THE "DISAPPOINTMENT OF DECEMBER."

["It is too early yet (says the Telegraph) to announce the title of the latest of the Laureate's plays, but this much may be said, that it is written partly in blank verse and partly in prose, that it is what is known in theatrical circles as a 'a costume play,' and that the scene is laid in England. It may, however, interest sensitive dramatists to know that Lord TENNYSON is liberal enough to place the stage detail wholly in the competent hands of Mr.
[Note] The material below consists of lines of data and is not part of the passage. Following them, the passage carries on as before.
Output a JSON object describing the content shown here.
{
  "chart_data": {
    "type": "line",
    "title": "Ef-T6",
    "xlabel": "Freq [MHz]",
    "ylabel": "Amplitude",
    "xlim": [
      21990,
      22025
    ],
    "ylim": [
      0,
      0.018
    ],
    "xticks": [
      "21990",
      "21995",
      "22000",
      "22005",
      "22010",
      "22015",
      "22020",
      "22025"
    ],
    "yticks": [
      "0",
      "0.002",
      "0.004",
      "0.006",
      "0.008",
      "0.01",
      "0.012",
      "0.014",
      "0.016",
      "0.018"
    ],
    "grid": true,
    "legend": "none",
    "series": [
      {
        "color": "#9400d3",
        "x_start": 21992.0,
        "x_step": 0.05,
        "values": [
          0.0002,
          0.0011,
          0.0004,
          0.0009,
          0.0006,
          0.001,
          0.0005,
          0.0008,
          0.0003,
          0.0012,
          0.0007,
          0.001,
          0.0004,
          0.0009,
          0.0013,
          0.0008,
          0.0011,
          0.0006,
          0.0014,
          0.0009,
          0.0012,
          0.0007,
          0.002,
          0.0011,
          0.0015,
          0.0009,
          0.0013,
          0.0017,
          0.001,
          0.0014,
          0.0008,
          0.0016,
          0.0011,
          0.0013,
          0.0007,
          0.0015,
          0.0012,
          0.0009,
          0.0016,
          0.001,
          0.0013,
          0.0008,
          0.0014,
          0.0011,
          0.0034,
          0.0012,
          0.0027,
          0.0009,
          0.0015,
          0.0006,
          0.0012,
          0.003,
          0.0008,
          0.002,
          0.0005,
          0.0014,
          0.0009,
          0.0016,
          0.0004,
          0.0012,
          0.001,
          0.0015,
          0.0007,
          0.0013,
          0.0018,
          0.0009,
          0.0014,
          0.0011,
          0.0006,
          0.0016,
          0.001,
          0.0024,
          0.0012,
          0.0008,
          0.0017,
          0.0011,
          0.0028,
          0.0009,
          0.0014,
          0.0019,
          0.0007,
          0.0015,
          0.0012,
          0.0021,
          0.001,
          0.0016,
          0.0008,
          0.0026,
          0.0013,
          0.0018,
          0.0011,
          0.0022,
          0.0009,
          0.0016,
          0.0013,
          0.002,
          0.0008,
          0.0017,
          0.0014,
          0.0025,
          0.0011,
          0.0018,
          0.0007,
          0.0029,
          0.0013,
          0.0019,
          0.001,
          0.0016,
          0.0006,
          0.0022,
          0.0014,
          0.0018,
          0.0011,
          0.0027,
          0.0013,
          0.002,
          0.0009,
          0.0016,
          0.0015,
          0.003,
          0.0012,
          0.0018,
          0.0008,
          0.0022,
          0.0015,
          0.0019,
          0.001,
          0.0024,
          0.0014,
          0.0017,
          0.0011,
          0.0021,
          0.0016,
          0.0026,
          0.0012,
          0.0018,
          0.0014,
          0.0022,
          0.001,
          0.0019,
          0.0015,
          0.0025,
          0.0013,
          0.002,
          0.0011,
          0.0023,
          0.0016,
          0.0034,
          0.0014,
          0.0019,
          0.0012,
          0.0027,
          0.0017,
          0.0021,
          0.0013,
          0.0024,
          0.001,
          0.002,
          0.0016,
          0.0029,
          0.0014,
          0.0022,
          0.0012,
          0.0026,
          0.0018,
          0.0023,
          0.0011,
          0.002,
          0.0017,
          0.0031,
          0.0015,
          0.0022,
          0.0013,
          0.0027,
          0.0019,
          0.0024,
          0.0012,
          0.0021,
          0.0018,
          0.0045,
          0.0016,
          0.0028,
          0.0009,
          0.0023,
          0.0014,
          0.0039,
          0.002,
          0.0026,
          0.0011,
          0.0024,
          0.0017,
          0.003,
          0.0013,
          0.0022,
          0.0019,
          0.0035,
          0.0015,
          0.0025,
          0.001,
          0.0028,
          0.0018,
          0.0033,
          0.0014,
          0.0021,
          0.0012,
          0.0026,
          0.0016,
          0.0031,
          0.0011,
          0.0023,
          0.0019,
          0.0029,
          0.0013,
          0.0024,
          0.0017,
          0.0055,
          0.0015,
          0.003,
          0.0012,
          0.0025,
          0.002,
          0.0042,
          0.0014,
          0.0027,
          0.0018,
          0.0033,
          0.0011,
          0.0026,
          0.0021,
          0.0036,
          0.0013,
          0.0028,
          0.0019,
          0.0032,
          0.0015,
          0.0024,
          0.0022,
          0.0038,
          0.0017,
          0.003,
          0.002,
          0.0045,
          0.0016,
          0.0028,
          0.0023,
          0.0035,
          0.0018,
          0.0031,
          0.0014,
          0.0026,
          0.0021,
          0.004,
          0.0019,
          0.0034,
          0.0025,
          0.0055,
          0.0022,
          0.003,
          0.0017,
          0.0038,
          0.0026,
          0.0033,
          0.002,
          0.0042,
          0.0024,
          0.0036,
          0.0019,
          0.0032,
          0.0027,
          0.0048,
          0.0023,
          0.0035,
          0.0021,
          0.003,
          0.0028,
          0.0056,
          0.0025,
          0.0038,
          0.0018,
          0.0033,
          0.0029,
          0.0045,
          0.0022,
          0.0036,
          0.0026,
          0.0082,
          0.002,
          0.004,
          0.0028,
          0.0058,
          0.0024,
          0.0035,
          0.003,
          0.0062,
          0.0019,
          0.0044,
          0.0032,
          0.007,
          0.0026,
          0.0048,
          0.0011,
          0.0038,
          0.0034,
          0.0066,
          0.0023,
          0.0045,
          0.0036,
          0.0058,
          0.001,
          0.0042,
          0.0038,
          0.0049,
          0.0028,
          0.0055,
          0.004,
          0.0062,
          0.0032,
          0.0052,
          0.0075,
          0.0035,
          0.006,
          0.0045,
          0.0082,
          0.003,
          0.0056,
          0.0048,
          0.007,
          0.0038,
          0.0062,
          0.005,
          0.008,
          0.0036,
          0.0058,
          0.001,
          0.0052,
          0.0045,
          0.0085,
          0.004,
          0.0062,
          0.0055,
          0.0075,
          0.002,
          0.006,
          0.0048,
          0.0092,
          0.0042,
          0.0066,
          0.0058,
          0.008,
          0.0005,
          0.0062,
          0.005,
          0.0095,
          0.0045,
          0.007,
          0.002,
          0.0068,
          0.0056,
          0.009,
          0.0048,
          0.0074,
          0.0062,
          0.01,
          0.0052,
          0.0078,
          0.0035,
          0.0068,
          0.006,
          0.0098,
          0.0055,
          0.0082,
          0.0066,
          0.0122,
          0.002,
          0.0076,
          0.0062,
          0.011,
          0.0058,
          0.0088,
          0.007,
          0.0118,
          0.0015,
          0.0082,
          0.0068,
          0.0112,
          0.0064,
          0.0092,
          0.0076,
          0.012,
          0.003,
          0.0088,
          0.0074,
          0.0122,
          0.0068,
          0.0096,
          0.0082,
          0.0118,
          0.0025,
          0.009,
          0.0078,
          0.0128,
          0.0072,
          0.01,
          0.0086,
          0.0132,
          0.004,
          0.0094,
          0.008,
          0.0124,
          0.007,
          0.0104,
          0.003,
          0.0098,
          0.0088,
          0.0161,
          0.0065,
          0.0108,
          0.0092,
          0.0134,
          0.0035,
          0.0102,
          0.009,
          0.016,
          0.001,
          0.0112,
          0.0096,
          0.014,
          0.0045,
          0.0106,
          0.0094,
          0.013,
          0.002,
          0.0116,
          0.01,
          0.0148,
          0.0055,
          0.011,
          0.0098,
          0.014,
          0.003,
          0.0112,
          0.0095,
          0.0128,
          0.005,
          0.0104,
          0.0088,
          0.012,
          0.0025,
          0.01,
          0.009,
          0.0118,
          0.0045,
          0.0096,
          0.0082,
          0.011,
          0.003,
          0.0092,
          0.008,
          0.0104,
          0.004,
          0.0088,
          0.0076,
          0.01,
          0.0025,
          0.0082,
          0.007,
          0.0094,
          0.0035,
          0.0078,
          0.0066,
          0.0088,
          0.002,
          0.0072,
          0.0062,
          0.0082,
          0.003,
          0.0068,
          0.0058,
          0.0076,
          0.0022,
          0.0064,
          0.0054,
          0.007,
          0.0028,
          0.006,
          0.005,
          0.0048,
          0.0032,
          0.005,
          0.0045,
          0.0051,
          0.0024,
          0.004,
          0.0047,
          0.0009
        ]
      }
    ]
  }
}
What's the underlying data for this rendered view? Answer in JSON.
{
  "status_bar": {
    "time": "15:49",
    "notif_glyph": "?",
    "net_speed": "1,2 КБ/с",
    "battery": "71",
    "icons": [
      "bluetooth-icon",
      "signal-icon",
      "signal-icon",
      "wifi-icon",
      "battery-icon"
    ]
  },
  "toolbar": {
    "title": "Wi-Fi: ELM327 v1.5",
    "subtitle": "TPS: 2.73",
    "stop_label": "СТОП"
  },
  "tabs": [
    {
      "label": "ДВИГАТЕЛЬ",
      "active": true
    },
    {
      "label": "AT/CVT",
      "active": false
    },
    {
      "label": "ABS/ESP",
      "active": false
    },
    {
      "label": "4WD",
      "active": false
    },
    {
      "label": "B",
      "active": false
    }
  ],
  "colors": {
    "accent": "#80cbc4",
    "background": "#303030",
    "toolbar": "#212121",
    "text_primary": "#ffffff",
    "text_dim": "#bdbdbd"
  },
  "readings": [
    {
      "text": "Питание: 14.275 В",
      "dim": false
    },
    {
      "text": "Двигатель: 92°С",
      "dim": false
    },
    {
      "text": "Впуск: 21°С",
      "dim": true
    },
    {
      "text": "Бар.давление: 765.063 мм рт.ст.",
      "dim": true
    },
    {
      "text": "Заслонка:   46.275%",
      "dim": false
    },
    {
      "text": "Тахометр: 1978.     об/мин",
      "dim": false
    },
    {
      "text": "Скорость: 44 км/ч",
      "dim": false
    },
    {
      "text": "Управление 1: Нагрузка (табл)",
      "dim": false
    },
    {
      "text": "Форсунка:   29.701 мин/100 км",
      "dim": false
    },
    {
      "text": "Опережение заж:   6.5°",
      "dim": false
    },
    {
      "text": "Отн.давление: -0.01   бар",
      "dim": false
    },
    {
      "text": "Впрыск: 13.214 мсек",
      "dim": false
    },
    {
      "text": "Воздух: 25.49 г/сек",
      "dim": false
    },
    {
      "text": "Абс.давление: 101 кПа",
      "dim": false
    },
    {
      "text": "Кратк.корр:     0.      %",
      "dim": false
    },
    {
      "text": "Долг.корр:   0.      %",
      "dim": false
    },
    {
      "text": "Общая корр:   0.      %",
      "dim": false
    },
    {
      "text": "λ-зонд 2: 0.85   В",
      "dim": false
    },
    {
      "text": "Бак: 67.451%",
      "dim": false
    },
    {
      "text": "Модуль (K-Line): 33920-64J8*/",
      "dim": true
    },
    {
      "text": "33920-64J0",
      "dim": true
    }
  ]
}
DALY. He does not wince if a line is cut here and there, or protest if a scene or a speech has to be supplied.">[

Behold, I know not anything,—

Except that if I write two Acts in verse,

And two in prose, I might do worse

Than having a Four Act song to sing.

I leave the dress we know to-day;

On English ground my scene I set,

And wonder if I touch as yet,

What we have termed a "Costume Play!"

If I have over-writ, and laid,

It may be here, it may be there,

The fat too thickly on,—with care

To cut it down be not afraid.

But oh, if here and there I seem

To have half-said what I should say,

Give me the start—I'll fire away,

And keep up the poetic steam—

Ay! keep it up in lines that run

As glibly from the Laureate's pen,

That I shall by my fellow men

Be greeted with "That's TENNYSON!"

In short, it will not be easy, from such scanty information as the Noble Rhymester has as yet given to the public, to say precisely what sort of a play this promised comedy, "half in prose, half in blank verse," will prove itself to be; but it is to be hoped with The Promise of May still fresh in the memory of many a playgoer, that the forthcoming effort may not, after all, turn out to merit the unpromising title of The Disappointment of December.


A MYSTERIOUSLY MASONIC LINE.—"Oh, for a Lodge in some vast wilderness!"